Our paper “Real-time Mapping of Natural Disasters Using Citizen Update Streams”, Iranga Subasinghe, Silvia Nittel, Michael, Cressey, Melissa Landon and Prashanta Bajracharya, has been accepted for publication in the International Journal of Geographical Information Science in the Special Issue “Real-time GIS for Smart Cities” (published in July 2019).

We built a multiagent simulation system to create social media update streams during a natural disaster, and use the 2018 Montecito mudslides as a scenario to extensively test which update characteristics, citizen participation and citizen movement characteristics contribute to the quality of being able to map a disaster purely on citizen update streams in real-time.

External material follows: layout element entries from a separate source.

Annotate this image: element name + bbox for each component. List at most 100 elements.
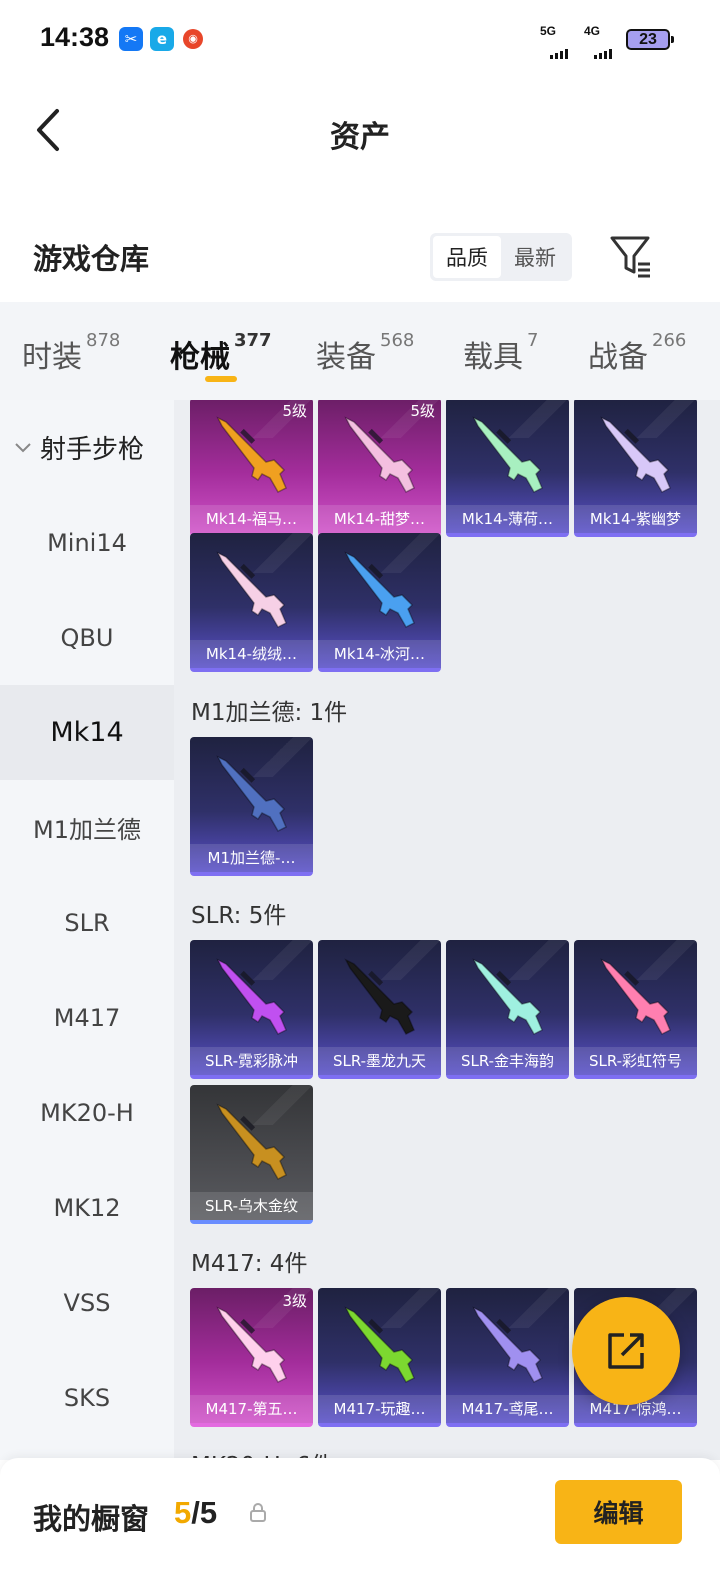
skin-name: Mk14-冰河… [318,640,441,668]
rifle-icon [216,551,287,628]
status-time: 14:38 [40,22,110,52]
skin-card[interactable]: 5级 Mk14-福马… [190,400,313,537]
skin-name: Mk14-紫幽梦 [574,505,697,533]
tab-label: 战备 [588,340,648,375]
network-4g-label: 4G [584,24,601,38]
skin-card[interactable]: Mk14-绒绒… [190,533,313,672]
skin-name: SLR-乌木金纹 [190,1192,313,1220]
category-tabs: 时装 878 枪械 377 装备 568 载具 7 战备 266 [0,302,720,400]
battery-icon: 23 [626,29,674,50]
skin-name: Mk14-薄荷… [446,505,569,533]
rifle-icon [216,1103,287,1180]
tab-fashion[interactable]: 时装 878 [22,330,121,376]
sidebar-group-marksman-rifles[interactable]: 射手步枪 [0,400,174,495]
signal-icon [594,40,614,59]
network-5g-label: 5G [540,24,557,38]
showcase-separator: / [191,1495,200,1530]
tab-label: 装备 [316,340,376,375]
sidebar-item-mk20-h[interactable]: MK20-H [0,1065,174,1160]
skin-name: Mk14-福马… [190,505,313,533]
tab-equipment[interactable]: 装备 568 [316,330,415,376]
share-button[interactable] [572,1297,680,1405]
sidebar-item-vss[interactable]: VSS [0,1255,174,1350]
skin-card[interactable]: 3级 M417-第五… [190,1288,313,1427]
tab-firearms[interactable]: 枪械 377 [170,330,272,376]
skin-card[interactable]: SLR-金丰海韵 [446,940,569,1079]
tab-label: 枪械 [170,340,230,375]
rifle-icon [472,958,543,1035]
sidebar-item-m417[interactable]: M417 [0,970,174,1065]
skin-card[interactable]: Mk14-薄荷… [446,400,569,537]
group-label: M417: 4件 [191,1251,308,1277]
skin-card[interactable]: SLR-彩虹符号 [574,940,697,1079]
chevron-down-icon [15,442,31,452]
showcase-bar: 我的橱窗 5/5 编辑 [0,1458,720,1584]
tab-supplies[interactable]: 战备 266 [588,330,687,376]
rifle-icon [472,416,543,493]
skin-card[interactable]: SLR-霓彩脉冲 [190,940,313,1079]
sidebar-item-mk12[interactable]: MK12 [0,1160,174,1255]
sidebar-item-slr[interactable]: SLR [0,875,174,970]
skin-name: SLR-彩虹符号 [574,1047,697,1075]
showcase-count: 5/5 [174,1495,217,1531]
skin-card[interactable]: M417-玩趣… [318,1288,441,1427]
skin-name: SLR-金丰海韵 [446,1047,569,1075]
status-bar: 14:38 ✂ e ◉ 5G 4G 23 [0,0,720,80]
skin-name: M417-鸢尾… [446,1395,569,1423]
signal-icon [550,40,570,59]
showcase-total: 5 [199,1495,218,1530]
skin-card[interactable]: SLR-墨龙九天 [318,940,441,1079]
rifle-icon [472,1306,543,1383]
section-title: 游戏仓库 [33,242,150,276]
skin-name: Mk14-甜梦… [318,505,441,533]
tab-count: 878 [86,330,121,351]
skin-card[interactable]: Mk14-冰河… [318,533,441,672]
skin-name: M1加兰德-… [190,844,313,872]
sidebar-item-mk14[interactable]: Mk14 [0,685,174,780]
edit-button[interactable]: 编辑 [555,1480,682,1544]
rifle-icon [600,958,671,1035]
sidebar-group-label: 射手步枪 [40,435,145,465]
tab-count: 266 [652,330,687,351]
rifle-icon [344,416,415,493]
skin-name: SLR-墨龙九天 [318,1047,441,1075]
tab-vehicles[interactable]: 载具 7 [463,330,539,376]
skin-card[interactable]: 5级 Mk14-甜梦… [318,400,441,537]
skin-name: M417-第五… [190,1395,313,1423]
sort-latest-button[interactable]: 最新 [501,236,569,278]
showcase-current: 5 [174,1495,192,1530]
filter-button[interactable] [608,234,654,278]
group-label: SLR: 5件 [191,903,287,929]
skin-card[interactable]: Mk14-紫幽梦 [574,400,697,537]
page-title: 资产 [330,120,390,155]
rifle-icon [216,1306,287,1383]
rifle-icon [216,755,287,832]
skin-name: Mk14-绒绒… [190,640,313,668]
lock-icon [250,1503,266,1522]
tab-count: 7 [527,330,539,351]
skin-card[interactable]: M1加兰德-… [190,737,313,876]
sort-toggle: 品质 最新 [430,233,572,281]
group-label: M1加兰德: 1件 [191,700,348,726]
tab-label: 载具 [463,340,523,375]
active-tab-indicator [205,376,237,382]
browser-icon: e [150,27,174,51]
sidebar-item-m1-garand[interactable]: M1加兰德 [0,780,174,875]
tab-count: 377 [234,330,272,351]
skin-name: SLR-霓彩脉冲 [190,1047,313,1075]
app-store-icon: ✂ [119,27,143,51]
tab-label: 时装 [22,340,82,375]
sidebar-item-mini14[interactable]: Mini14 [0,495,174,590]
showcase-label: 我的橱窗 [33,1502,150,1536]
sort-quality-button[interactable]: 品质 [433,236,501,278]
rifle-icon [216,958,287,1035]
rifle-icon [216,416,287,493]
weibo-icon: ◉ [183,29,203,49]
sidebar-item-qbu[interactable]: QBU [0,590,174,685]
rifle-icon [600,416,671,493]
skin-card[interactable]: SLR-乌木金纹 [190,1085,313,1224]
rifle-icon [344,958,415,1035]
skin-card[interactable]: M417-鸢尾… [446,1288,569,1427]
sidebar-item-sks[interactable]: SKS [0,1350,174,1445]
tab-count: 568 [380,330,415,351]
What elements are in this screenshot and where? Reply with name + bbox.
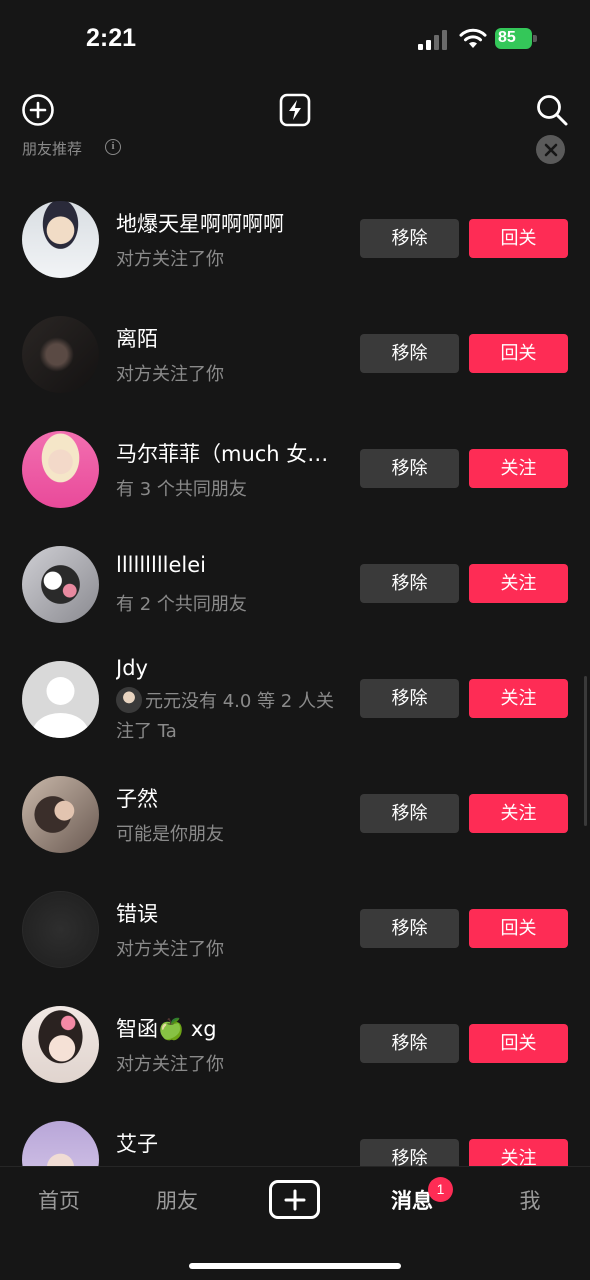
user-name: 智函🍏 xg (116, 1017, 217, 1041)
user-relation: 有 3 个共同朋友 (116, 479, 247, 500)
avatar[interactable] (22, 1121, 99, 1166)
create-button[interactable] (269, 1180, 320, 1219)
user-name: 离陌 (116, 327, 158, 351)
scrollbar[interactable] (584, 676, 587, 826)
list-item[interactable]: 地爆天星啊啊啊啊 对方关注了你 移除 回关 (0, 162, 590, 278)
search-icon[interactable] (532, 90, 572, 130)
user-name: 马尔菲菲（much 女… (116, 442, 329, 466)
tab-me[interactable]: 我 (490, 1185, 570, 1215)
remove-button[interactable]: 移除 (360, 219, 459, 258)
user-name: 错误 (116, 902, 158, 926)
remove-button[interactable]: 移除 (360, 909, 459, 948)
mutual-friend-avatar (116, 687, 142, 713)
follow-back-button[interactable]: 回关 (469, 1024, 568, 1063)
status-time: 2:21 (86, 24, 137, 52)
battery-icon: 85 (495, 28, 537, 49)
avatar[interactable] (22, 431, 99, 508)
remove-button[interactable]: 移除 (360, 794, 459, 833)
user-relation: 有 2 个共同朋友 (116, 594, 247, 615)
add-circle-icon[interactable] (18, 90, 58, 130)
message-badge: 1 (428, 1177, 453, 1202)
user-relation: 可能是你朋友 (116, 824, 224, 845)
list-item[interactable]: Jdy 元元没有 4.0 等 2 人关注了 Ta 移除 关注 (0, 622, 590, 742)
remove-button[interactable]: 移除 (360, 334, 459, 373)
remove-button[interactable]: 移除 (360, 1139, 459, 1166)
list-item[interactable]: lllllllllelei 有 2 个共同朋友 移除 关注 (0, 507, 590, 623)
avatar[interactable] (22, 776, 99, 853)
close-icon[interactable] (536, 135, 565, 164)
list-item[interactable]: 马尔菲菲（much 女… 有 3 个共同朋友 移除 关注 (0, 392, 590, 508)
avatar[interactable] (22, 891, 99, 968)
home-indicator (189, 1263, 401, 1269)
info-icon[interactable]: i (105, 139, 121, 155)
tab-home[interactable]: 首页 (19, 1185, 99, 1215)
remove-button[interactable]: 移除 (360, 679, 459, 718)
follow-button[interactable]: 关注 (469, 449, 568, 488)
user-relation: 对方关注了你 (116, 1054, 224, 1075)
user-name: 艾子 (116, 1132, 158, 1156)
list-item[interactable]: 离陌 对方关注了你 移除 回关 (0, 277, 590, 393)
user-relation: 对方关注了你 (116, 364, 224, 385)
status-bar: 2:21 85 (0, 0, 590, 80)
follow-button[interactable]: 关注 (469, 794, 568, 833)
list-item[interactable]: 错误 对方关注了你 移除 回关 (0, 852, 590, 968)
user-name: 地爆天星啊啊啊啊 (116, 212, 284, 236)
user-relation: 对方关注了你 (116, 939, 224, 960)
follow-back-button[interactable]: 回关 (469, 334, 568, 373)
tab-friends[interactable]: 朋友 (137, 1185, 217, 1215)
battery-level: 85 (498, 29, 516, 46)
cellular-signal-icon (418, 30, 450, 50)
friend-recommend-header: 朋友推荐 i (22, 135, 568, 164)
wifi-icon (459, 28, 487, 48)
user-name: lllllllllelei (116, 553, 207, 577)
plus-icon (284, 1189, 305, 1210)
remove-button[interactable]: 移除 (360, 564, 459, 603)
avatar[interactable] (22, 1006, 99, 1083)
user-name: 子然 (116, 787, 158, 811)
follow-back-button[interactable]: 回关 (469, 909, 568, 948)
list-item[interactable]: 子然 可能是你朋友 移除 关注 (0, 737, 590, 853)
avatar[interactable] (22, 316, 99, 393)
avatar[interactable] (22, 201, 99, 278)
bottom-tab-bar: 首页 朋友 消息 1 我 (0, 1166, 590, 1280)
follow-back-button[interactable]: 回关 (469, 219, 568, 258)
remove-button[interactable]: 移除 (360, 449, 459, 488)
avatar[interactable] (22, 661, 99, 738)
list-item[interactable]: 智函🍏 xg 对方关注了你 移除 回关 (0, 967, 590, 1083)
user-name: Jdy (116, 656, 148, 680)
list-item[interactable]: 艾子 移除 关注 (0, 1082, 590, 1166)
user-relation: 对方关注了你 (116, 249, 224, 270)
section-title: 朋友推荐 (22, 140, 83, 158)
follow-button[interactable]: 关注 (469, 564, 568, 603)
avatar[interactable] (22, 546, 99, 623)
recommend-list: 地爆天星啊啊啊啊 对方关注了你 移除 回关 离陌 对方关注了你 移除 回关 马尔… (0, 162, 590, 1166)
follow-button[interactable]: 关注 (469, 679, 568, 718)
top-bar (0, 90, 590, 134)
follow-button[interactable]: 关注 (469, 1139, 568, 1166)
remove-button[interactable]: 移除 (360, 1024, 459, 1063)
lightning-icon[interactable] (275, 90, 315, 130)
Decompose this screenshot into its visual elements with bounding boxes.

This video shows our work modeling the mudslide as a spatio-temporal event used as input for the multiagent system.

Link to paper.

Abstract:

Natural disasters such as flooding, wildfires, and mudslides are rare events, but they affect citizens at unpredictable times and the impact on human life can be significant. Citizens located close to events can provide detailed, real-time data streams capturing their event response. Instead of visualizing individual updates, an integrated spatiotemporal map yields ‘big picture’ event information. We investigate the question of whether information from affected citizens is sufficient to generate a map of an unfolding natural disaster. We built the Citizen Disaster Reaction Multi-Agent Simulation (CDR-MAS), a multi-agent system that simulates the reaction of citizens to a natural disaster in an urban region. We proposed an rkNN classification algorithm to aggregate the update streams into a series of colored Voronoi event maps. We simulated the 2018 Montecito Creek mudslide and customized the CDR-MAS with the local environment to systematically generate stream data sets. Our experimental evaluation showed that event mapping based on citizen update streams is significantly influenced by the amount of citizen participation and movement. Compared with a baseline of 100% participation, with 40% citizen participation, the event region was predicted with 40% accuracy, showing that citizen update streams can provide timely information in a smart city.